Nursing services become more needed as the population ages, Council members Terry Gavin and Tish Powell said.
Powell also pointed out the nursing home would be a "buffer" between the subdivision and future commercial development.
Resident Roger Schwartz said he feels he and his wife were misled when they bought their home on Garden Drive a few years ago. The builder showed them drawings of what was supposed to become a nice shopping center with a variety of small stores, he said.
"There was supposed to be a Trader Joe's and other stores there, something convenient for us," he said. "Then the economy went bad, and they blame that."
Schwartz said most of his neighbors oppose the nursing home, although only a couple spoke up at a recent planning and zoning commission meeting. "They don't feel it will change anything," he said.
Pat Curran, president of West Point Builders, said there was talk about a Trader Joe's, but the recession put a damper on all development plans.
"Our game plan has a commercial retail center there, and we think this facility will complement that well," he said.
The agreement approved by the city council requires the nursing home to contract with a private ambulance service for nonemergency medical calls. Dunne said the contract should have been in place before council members voted on the matter. "We need to make sure the citizens of Elgin are protected," he said.
Also, Elgin will not be getting any sales tax dollars from the nursing home, he said.
Councilman John Prigge pointed out other previously allowed uses for the property, such as a dance studio or funeral home, would have not generated sales taxes, either.

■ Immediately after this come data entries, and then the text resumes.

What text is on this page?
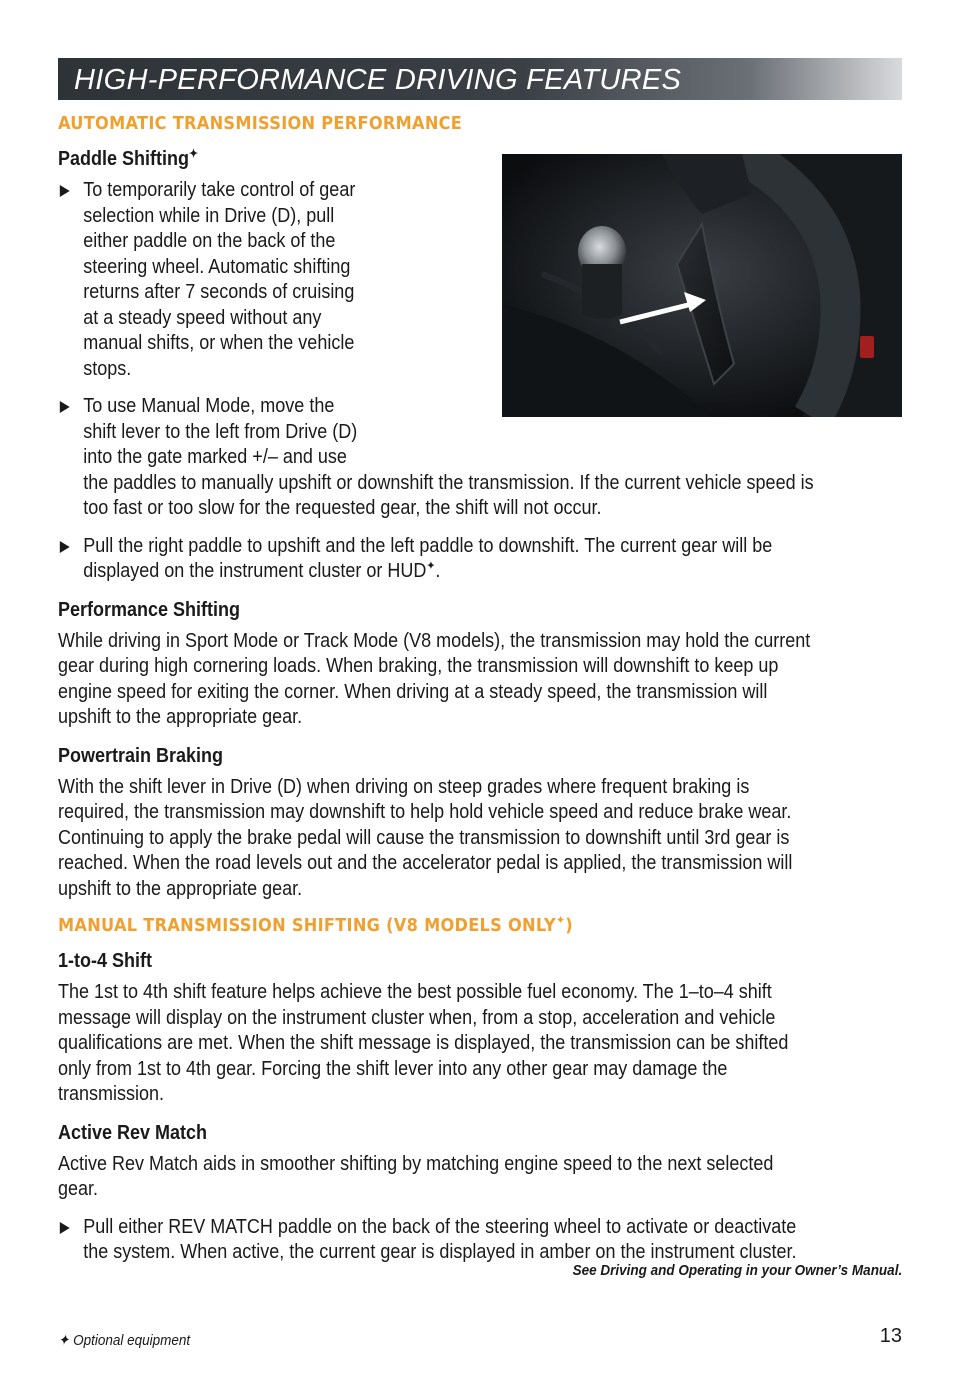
HIGH-PERFORMANCE DRIVING FEATURES
AUTOMATIC TRANSMISSION PERFORMANCE
Paddle Shifting✦
To temporarily take control of gear selection while in Drive (D), pull either paddle on the back of the steering wheel. Automatic shifting returns after 7 seconds of cruising at a steady speed without any manual shifts, or when the vehicle stops.
To use Manual Mode, move the shift lever to the left from Drive (D) into the gate marked +/– and use the paddles to manually upshift or downshift the transmission. If the current vehicle speed is too fast or too slow for the requested gear, the shift will not occur.
Pull the right paddle to upshift and the left paddle to downshift. The current gear will be displayed on the instrument cluster or HUD✦.
Performance Shifting
While driving in Sport Mode or Track Mode (V8 models), the transmission may hold the current gear during high cornering loads. When braking, the transmission will downshift to keep up engine speed for exiting the corner. When driving at a steady speed, the transmission will upshift to the appropriate gear.
Powertrain Braking
With the shift lever in Drive (D) when driving on steep grades where frequent braking is required, the transmission may downshift to help hold vehicle speed and reduce brake wear. Continuing to apply the brake pedal will cause the transmission to downshift until 3rd gear is reached. When the road levels out and the accelerator pedal is applied, the transmission will upshift to the appropriate gear.
MANUAL TRANSMISSION SHIFTING (V8 MODELS ONLY✦)
1-to-4 Shift
The 1st to 4th shift feature helps achieve the best possible fuel economy. The 1–to–4 shift message will display on the instrument cluster when, from a stop, acceleration and vehicle qualifications are met. When the shift message is displayed, the transmission can be shifted only from 1st to 4th gear. Forcing the shift lever into any other gear may damage the transmission.
Active Rev Match
Active Rev Match aids in smoother shifting by matching engine speed to the next selected gear.
Pull either REV MATCH paddle on the back of the steering wheel to activate or deactivate the system. When active, the current gear is displayed in amber on the instrument cluster.
See Driving and Operating in your Owner’s Manual.
✦ Optional equipment	13
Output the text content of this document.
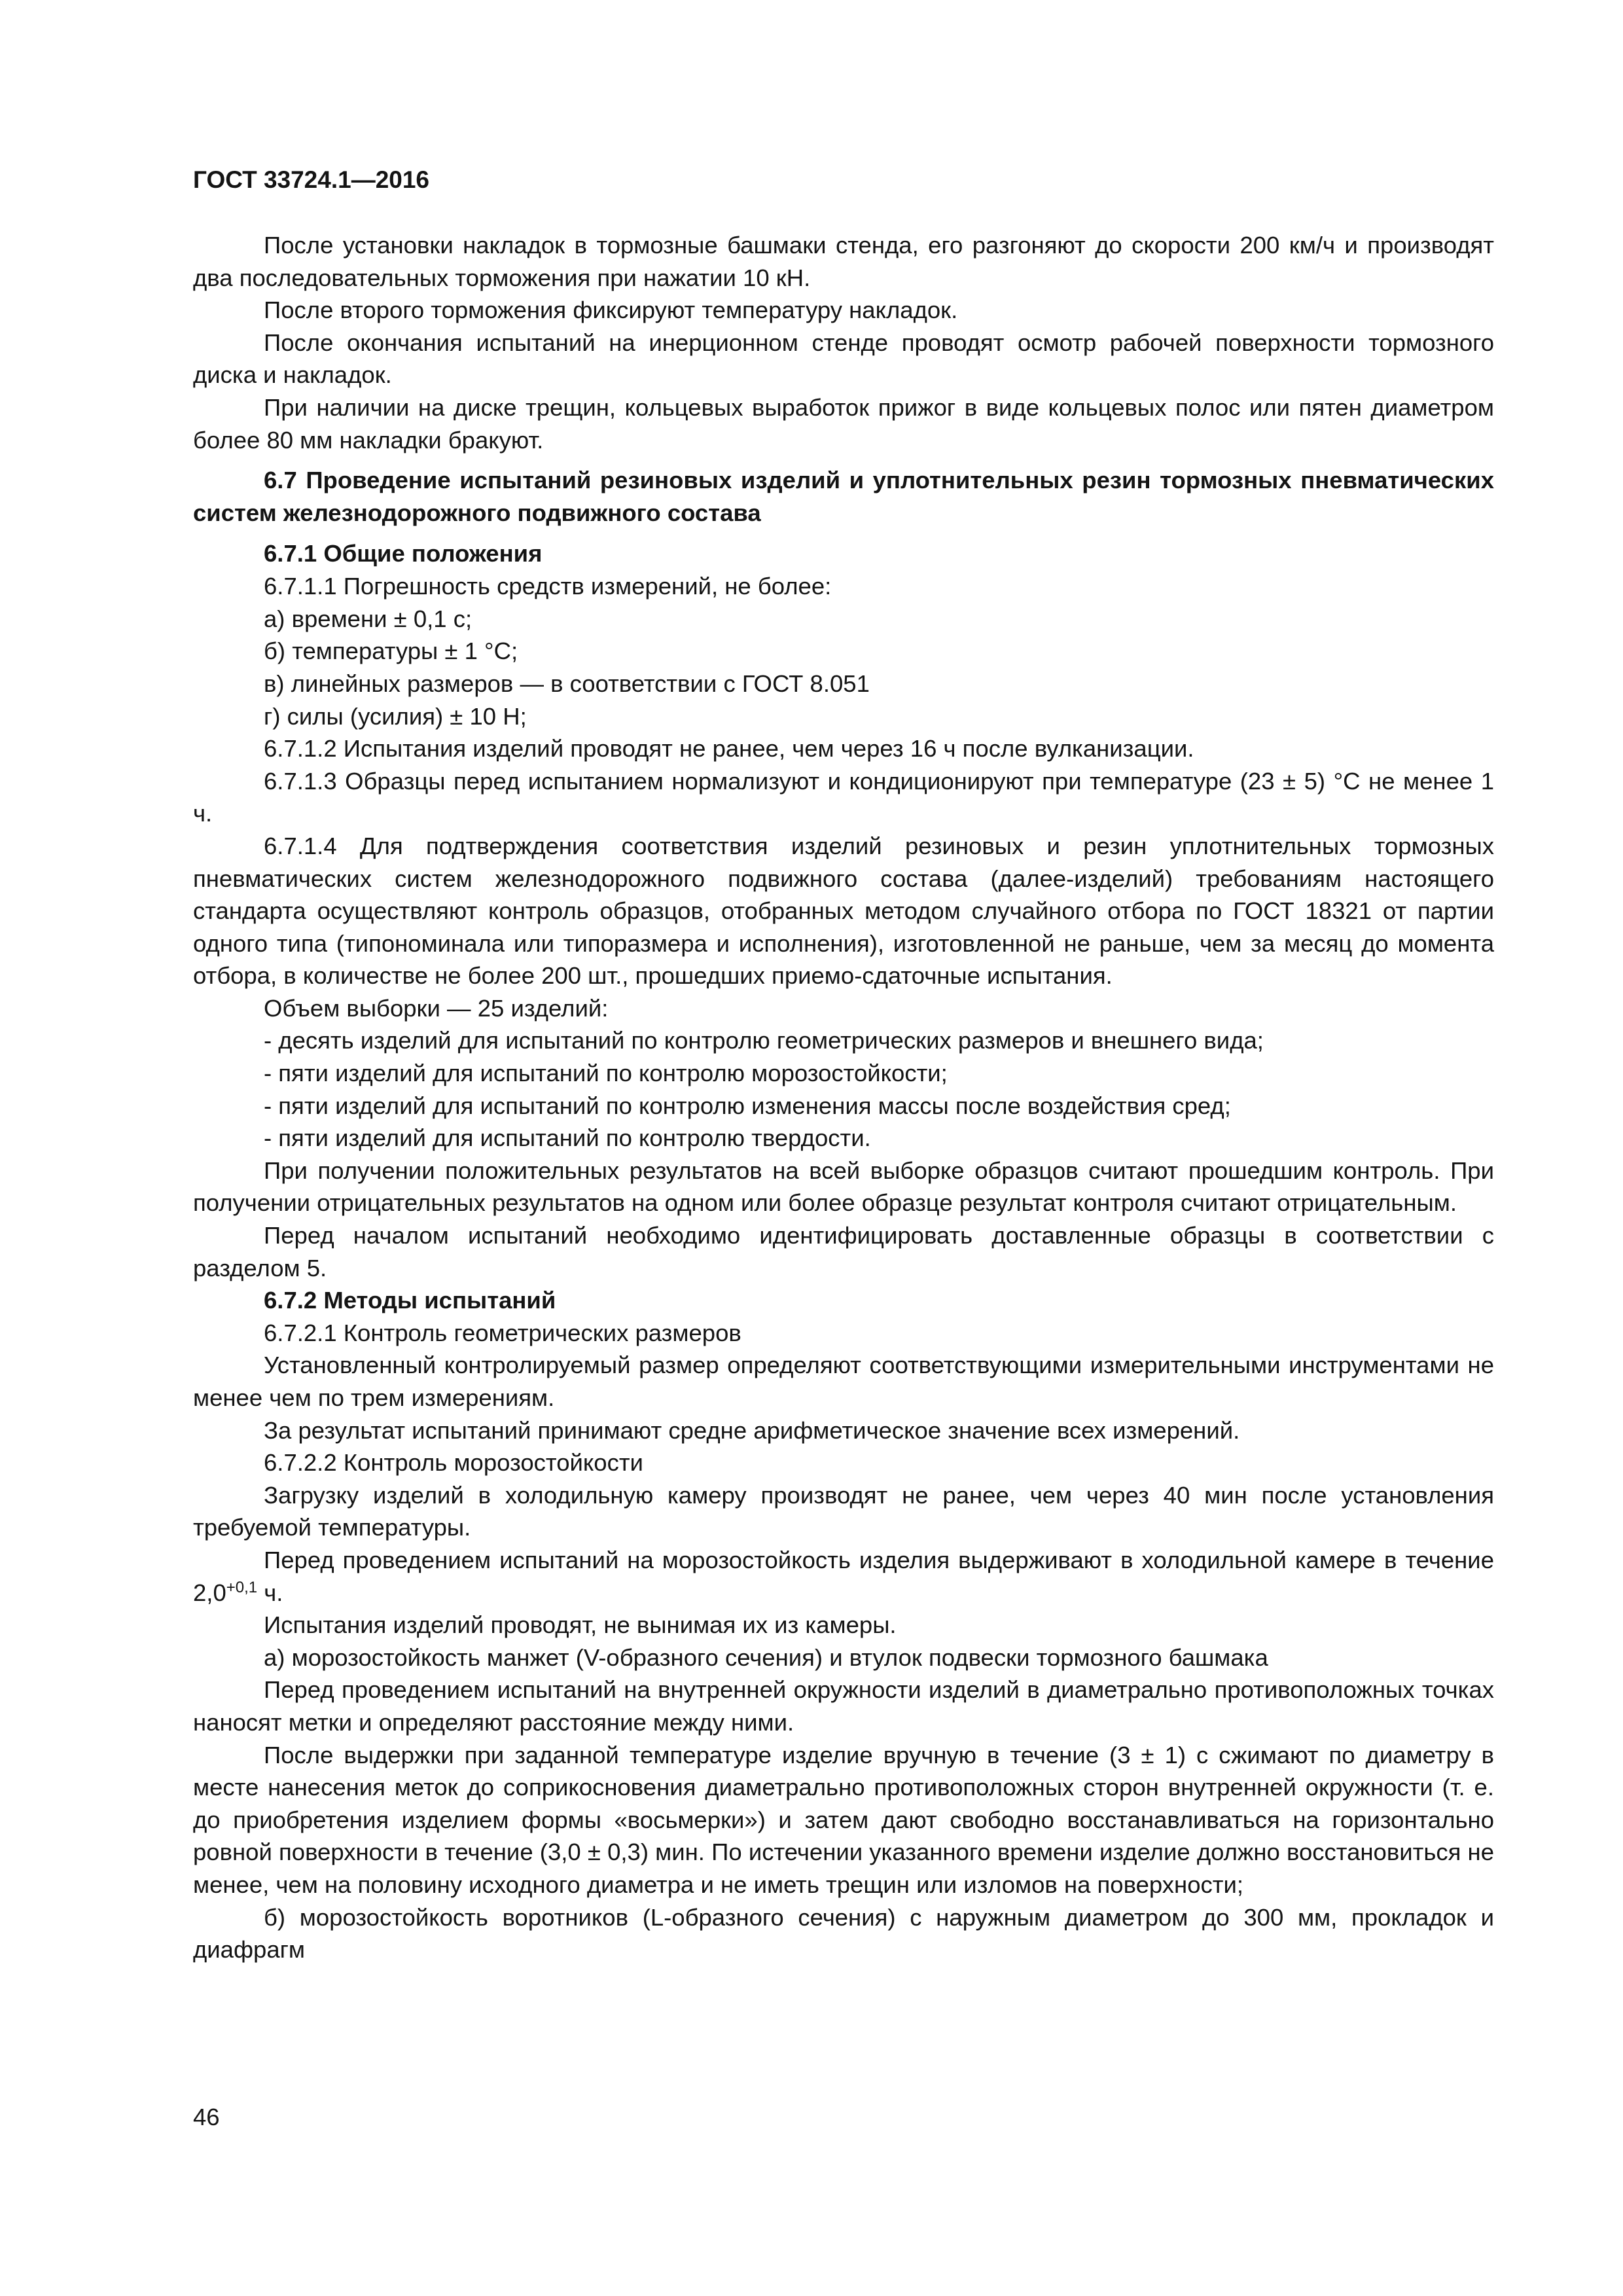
ГОСТ 33724.1—2016

После установки накладок в тормозные башмаки стенда, его разгоняют до скорости 200 км/ч и производят два последовательных торможения при нажатии 10 кН.

После второго торможения фиксируют температуру накладок.

После окончания испытаний на инерционном стенде проводят осмотр рабочей поверхности тормозного диска и накладок.

При наличии на диске трещин, кольцевых выработок прижог в виде кольцевых полос или пятен диаметром более 80 мм накладки бракуют.

6.7 Проведение испытаний резиновых изделий и уплотнительных резин тормозных пневматических систем железнодорожного подвижного состава

6.7.1 Общие положения

6.7.1.1 Погрешность средств измерений, не более:

а) времени ± 0,1 с;

б) температуры ± 1 °С;

в) линейных размеров — в соответствии с ГОСТ 8.051

г) силы (усилия) ± 10 Н;

6.7.1.2 Испытания изделий проводят не ранее, чем через 16 ч после вулканизации.

6.7.1.3 Образцы перед испытанием нормализуют и кондиционируют при температуре (23 ± 5) °С не менее 1 ч.

6.7.1.4 Для подтверждения соответствия изделий резиновых и резин уплотнительных тормозных пневматических систем железнодорожного подвижного состава (далее-изделий) требованиям настоящего стандарта осуществляют контроль образцов, отобранных методом случайного отбора по ГОСТ 18321 от партии одного типа (типономинала или типоразмера и исполнения), изготовленной не раньше, чем за месяц до момента отбора, в количестве не более 200 шт., прошедших приемо-сдаточные испытания.

Объем выборки — 25 изделий:

- десять изделий для испытаний по контролю геометрических размеров и внешнего вида;

- пяти изделий для испытаний по контролю морозостойкости;

- пяти изделий для испытаний по контролю изменения массы после воздействия сред;

- пяти изделий для испытаний по контролю твердости.

При получении положительных результатов на всей выборке образцов считают прошедшим контроль. При получении отрицательных результатов на одном или более образце результат контроля считают отрицательным.

Перед началом испытаний необходимо идентифицировать доставленные образцы в соответствии с разделом 5.

6.7.2 Методы испытаний

6.7.2.1 Контроль геометрических размеров

Установленный контролируемый размер определяют соответствующими измерительными инструментами не менее чем по трем измерениям.

За результат испытаний принимают средне арифметическое значение всех измерений.

6.7.2.2 Контроль морозостойкости

Загрузку изделий в холодильную камеру производят не ранее, чем через 40 мин после установления требуемой температуры.

Перед проведением испытаний на морозостойкость изделия выдерживают в холодильной камере в течение $2,0^{+0,1}$ ч.

Испытания изделий проводят, не вынимая их из камеры.

а) морозостойкость манжет (V-образного сечения) и втулок подвески тормозного башмака

Перед проведением испытаний на внутренней окружности изделий в диаметрально противоположных точках наносят метки и определяют расстояние между ними.

После выдержки при заданной температуре изделие вручную в течение (3 ± 1) с сжимают по диаметру в месте нанесения меток до соприкосновения диаметрально противоположных сторон внутренней окружности (т. е. до приобретения изделием формы «восьмерки») и затем дают свободно восстанавливаться на горизонтально ровной поверхности в течение (3,0 ± 0,3) мин. По истечении указанного времени изделие должно восстановиться не менее, чем на половину исходного диаметра и не иметь трещин или изломов на поверхности;

б) морозостойкость воротников (L-образного сечения) с наружным диаметром до 300 мм, прокладок и диафрагм

46
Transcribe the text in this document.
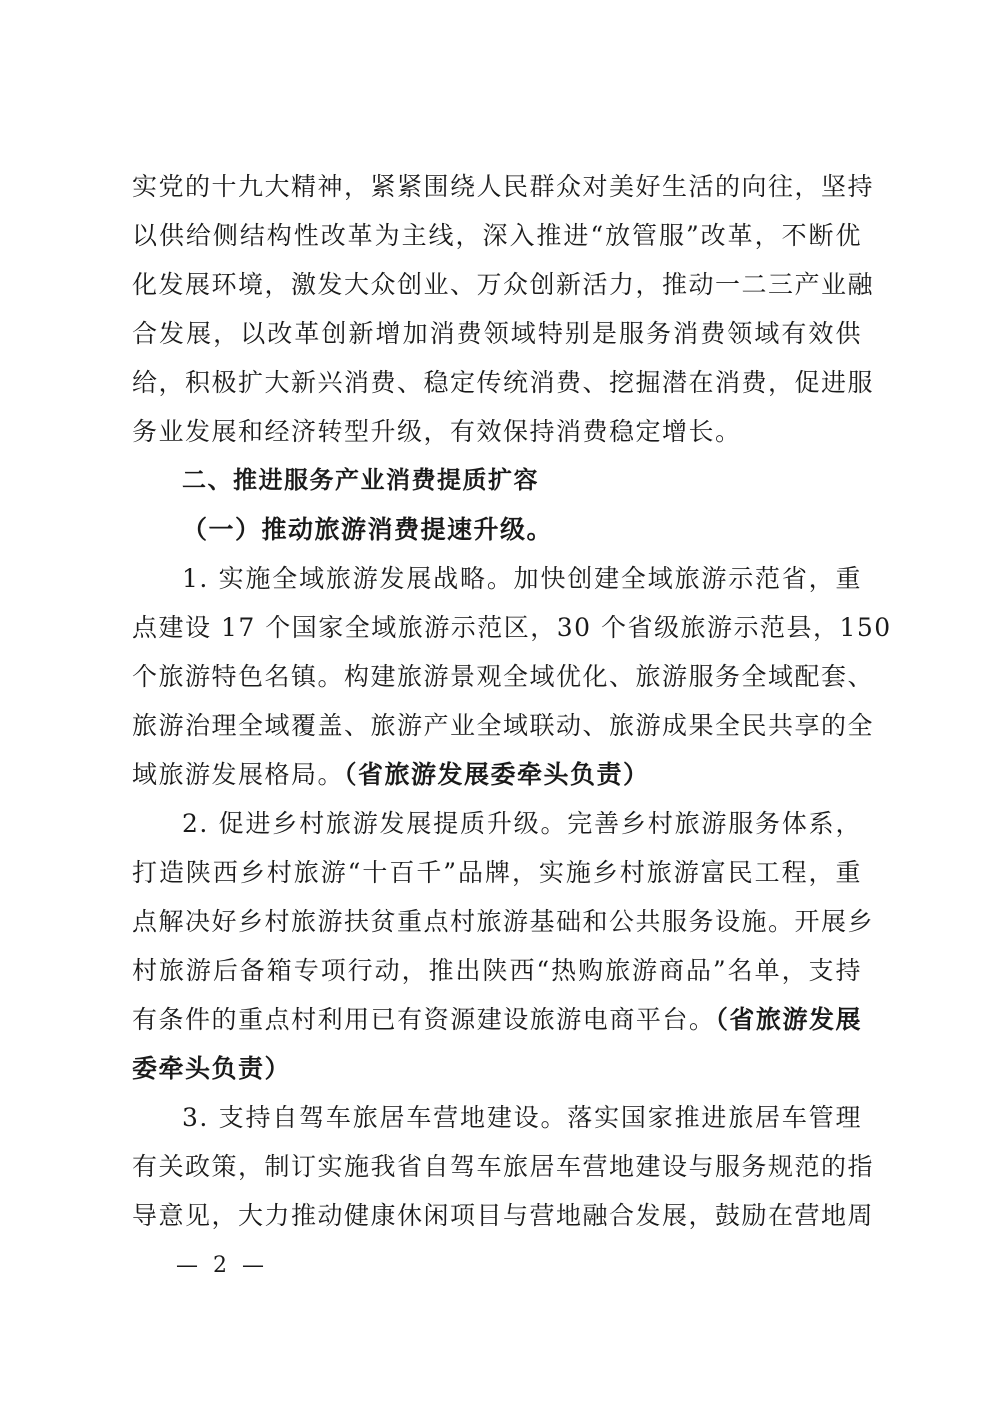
实党的十九大精神，紧紧围绕人民群众对美好生活的向往，坚持
以供给侧结构性改革为主线，深入推进“放管服”改革，不断优
化发展环境，激发大众创业、万众创新活力，推动一二三产业融
合发展，以改革创新增加消费领域特别是服务消费领域有效供
给，积极扩大新兴消费、稳定传统消费、挖掘潜在消费，促进服
务业发展和经济转型升级，有效保持消费稳定增长。
二、推进服务产业消费提质扩容
（一）推动旅游消费提速升级。
1. 实施全域旅游发展战略。加快创建全域旅游示范省，重
点建设 17 个国家全域旅游示范区，30 个省级旅游示范县，150
个旅游特色名镇。构建旅游景观全域优化、旅游服务全域配套、
旅游治理全域覆盖、旅游产业全域联动、旅游成果全民共享的全
域旅游发展格局。（省旅游发展委牵头负责）
2. 促进乡村旅游发展提质升级。完善乡村旅游服务体系，
打造陕西乡村旅游“十百千”品牌，实施乡村旅游富民工程，重
点解决好乡村旅游扶贫重点村旅游基础和公共服务设施。开展乡
村旅游后备箱专项行动，推出陕西“热购旅游商品”名单，支持
有条件的重点村利用已有资源建设旅游电商平台。（省旅游发展
委牵头负责）
3. 支持自驾车旅居车营地建设。落实国家推进旅居车管理
有关政策，制订实施我省自驾车旅居车营地建设与服务规范的指
导意见，大力推动健康休闲项目与营地融合发展，鼓励在营地周
— 2 —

Elgin Memory Care project manager Alan Scimeca said he hopes the city will approve final plans so construction can start in July or August, and the facility open in summer 2014.
The agreement with the city includes a requirement to build out Shannon Parkway, now just a gravel road, which will facilitate future development, he said.
The parent company of Elgin Memory Care is Bright Oaks Group of Chicago, which is also working on building nursing homes in Aurora and Wood Dale, Scimeca said.